高いアルコール度数のお酒が若者に人気と判明

飲まないはずの若者から支持を受ける酒

「最近の若者はお酒を飲まない」とは日本でもアメリカでも近頃言われていることです。特にアメリカではミレニアル世代は健康志向でカロリーやアルコールの消費を避けたがるという言説があります。

実際にアメリカでは2017年に0.7%、2018年に0.8%と消費量が連続して減少しています。私自身や知人もあまりお酒を飲む習慣がなく、理由を健康志向に求める言説にうなずいていました。しかしどうやらその言説には誤りがあったようです。

ニールセンの調査によれば、アルコール度数が6%を超えるアルコール入り炭酸飲料(アルコポップ)の販売量が増加し人気を集め始めているようです。アルコール度数が6%未満のアルコポップやビールは同時期に減少しています。

高いアルコール度数の飲み物を飲みたくなることもあり、そんな時にはカロリーを気にしない消費者も存在する。

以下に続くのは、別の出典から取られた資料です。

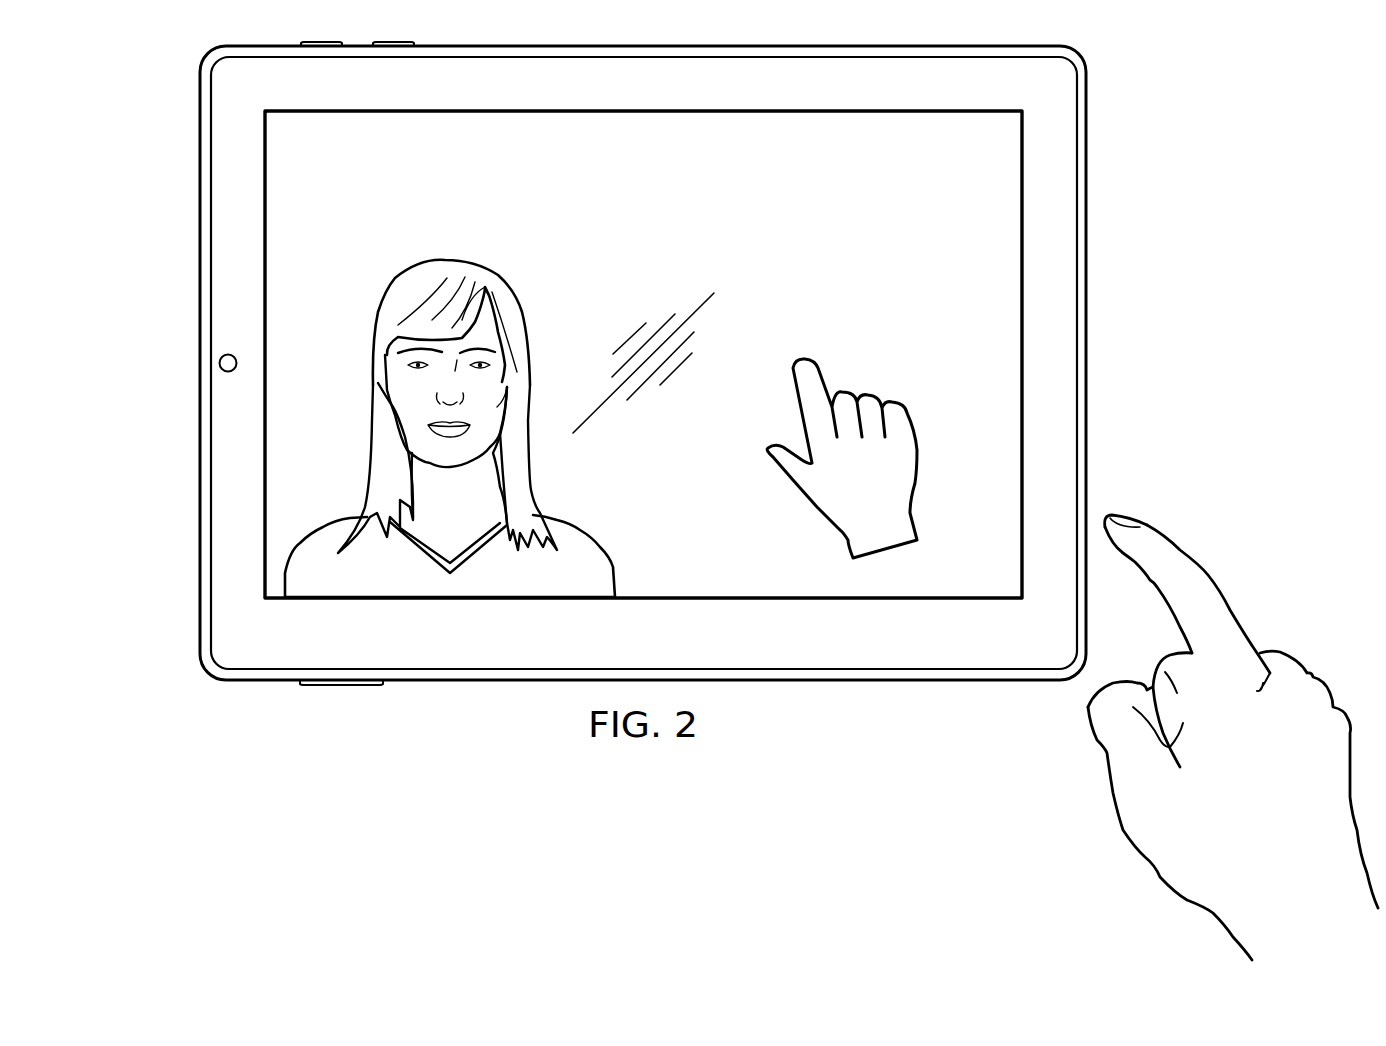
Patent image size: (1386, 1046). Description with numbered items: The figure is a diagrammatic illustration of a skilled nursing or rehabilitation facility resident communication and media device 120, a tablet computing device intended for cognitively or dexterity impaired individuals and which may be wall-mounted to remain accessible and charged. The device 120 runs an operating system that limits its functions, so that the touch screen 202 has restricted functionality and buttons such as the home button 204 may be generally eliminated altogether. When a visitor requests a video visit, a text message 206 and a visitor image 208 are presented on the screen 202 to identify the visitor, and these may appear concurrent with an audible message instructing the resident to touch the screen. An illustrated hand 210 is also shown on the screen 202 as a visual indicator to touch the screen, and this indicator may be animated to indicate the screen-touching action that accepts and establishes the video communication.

カルロス・ブリトー – ウォール・ストリート・ジャーナル報道より

ウォール・ストリート・ジャーナルの報道では、この牽引役となっているのがお酒を飲まないはずのミレニアル世代だそうです。アンハイザー・ブッシュ・インベブ(BUD)のCEOは「健康がすべての消費者のトレンドではない」と伝えています。

相反する消費者の動きに妙味

イギリスの酒類大手ディアジオ(DEO)やモルソンクアーズ・ブリューイング(TAP)でも、同じくミレニアル世代からの人気を認識しているようです。

この結果は健康志向の若者とそうでない若者の分断を示すのではなく、同一の消費者が健康を志向しながらも時には正反対の行動をとったりしているとのこと。高カロリーなアルコール飲料を飲むこともあれば健康ドリンクを飲んだり、サラダを多めに食べたりといった食生活が例に挙げられています。

日本でもアルコール度数を高めたストロングゼロが若者に流行したことで、少し類似性を感じるかもしれませんね。アルコポップはアメリカで1990年台に市民権を獲得して以降、アメリカで年間2.5%の成長を続け市場規模は2018年には倍増しているとのことです。